One of my favorite examples is Enoch. At the age of sixty-five, and after fathering Methuselah, he walked faithfully with God for three hundred years. In other words, Enoch lived his life in the continuous presence of the LORD. He walked so close with God that one day he just slipped from earth into heaven. That’s with all, all his heart, soul, and mind and it does not need a theologian to explain. But Enoch was not the only one to show this single-hearted and single-minded commitment to God. Elijah could stand and testify that he did. Of all the miracles that God worked through this prophet, the greatest miracle was Elijah’s personal relationship with God.

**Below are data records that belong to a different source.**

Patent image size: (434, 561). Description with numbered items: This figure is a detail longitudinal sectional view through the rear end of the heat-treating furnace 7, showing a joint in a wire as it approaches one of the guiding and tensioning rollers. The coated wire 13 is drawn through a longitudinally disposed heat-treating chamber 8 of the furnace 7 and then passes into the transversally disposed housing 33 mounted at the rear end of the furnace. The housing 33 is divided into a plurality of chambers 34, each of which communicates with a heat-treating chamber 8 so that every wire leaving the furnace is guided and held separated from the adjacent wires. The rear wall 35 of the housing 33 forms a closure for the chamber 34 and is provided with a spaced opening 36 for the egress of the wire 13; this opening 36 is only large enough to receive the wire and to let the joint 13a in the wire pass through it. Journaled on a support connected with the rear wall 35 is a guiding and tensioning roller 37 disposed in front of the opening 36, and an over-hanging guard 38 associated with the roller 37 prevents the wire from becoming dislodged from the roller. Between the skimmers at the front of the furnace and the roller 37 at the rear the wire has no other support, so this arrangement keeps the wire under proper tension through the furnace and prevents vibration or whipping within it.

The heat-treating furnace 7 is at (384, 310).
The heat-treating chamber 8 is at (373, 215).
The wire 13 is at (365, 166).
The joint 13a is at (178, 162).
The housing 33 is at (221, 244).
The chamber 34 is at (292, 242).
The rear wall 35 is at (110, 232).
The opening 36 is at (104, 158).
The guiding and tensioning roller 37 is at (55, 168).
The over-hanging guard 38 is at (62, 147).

Then in the New Testament we can see the early Church giving God their all. And we cannot say, “That was back then, today things are different.” Really? What has changed? God hasn’t, He never changes. We should never use “back then” in referring to things of God. “Back then” is a relative term. Last week and last year could be considered as “back then.” Chapter 28 closes the Book of Acts, but it does not close the Acts of the Holy Spirit. He has been speaking through the “so great a cloud of witnesses surrounding us” (Hebrews 12:1), which only grew in number as the generations passed. Peter, Paul and James along with Charles Spurgeon, Smith Wigglesworth, and Billy Graham are also witnesses to God’s power and faithfulness, and examples of giving God their all.
But there is no greater example of giving God His all than Jesus. Jesus lived a life submitted to the Father’s will, inspired, and empowered by the Holy Spirit, and devoted to carrying out the Father’s purpose. And although He was God, He did it as a man with no unfair advantage. There are many ways that He pleased the Father, but the one that always stands out to me is, Jesus surrendered His life to the Father. We cannot offer God a partial or limited part of ourselves. It is an all or nothing deal. We cannot be lukewarm. It is a total unconditional self-surrender that is voluntary.
When a person enters the family of God through salvation by Christ, they become partakers of His nature and blessings as joint heirs with the Lord Jesus. How these are received to the fullest is when we give God our all. Many people accept Jesus Christ as their Savior, but do not submit to Him as Lord. Imagine living in a spacious two-story house. God is upstairs and He has given us an open invitation to come up anytime. (Psalm 100:4, Hebrews 4:16) But we stay downstairs living our lives everyday focusing on our wants and desires. With all our time and effort, we try to fill the ground floor with the temporal when upstairs is the eternal. We are in the building, in Christ but never looking up.
When we love God with our all, our affection is on the One who loves us, wants to be with us every minute of our day, wants to bless us with an abundant life. How great is that? We can wake up every day and live out every day in the relationship that Jesus provided for us in His death, burial, and resurrection!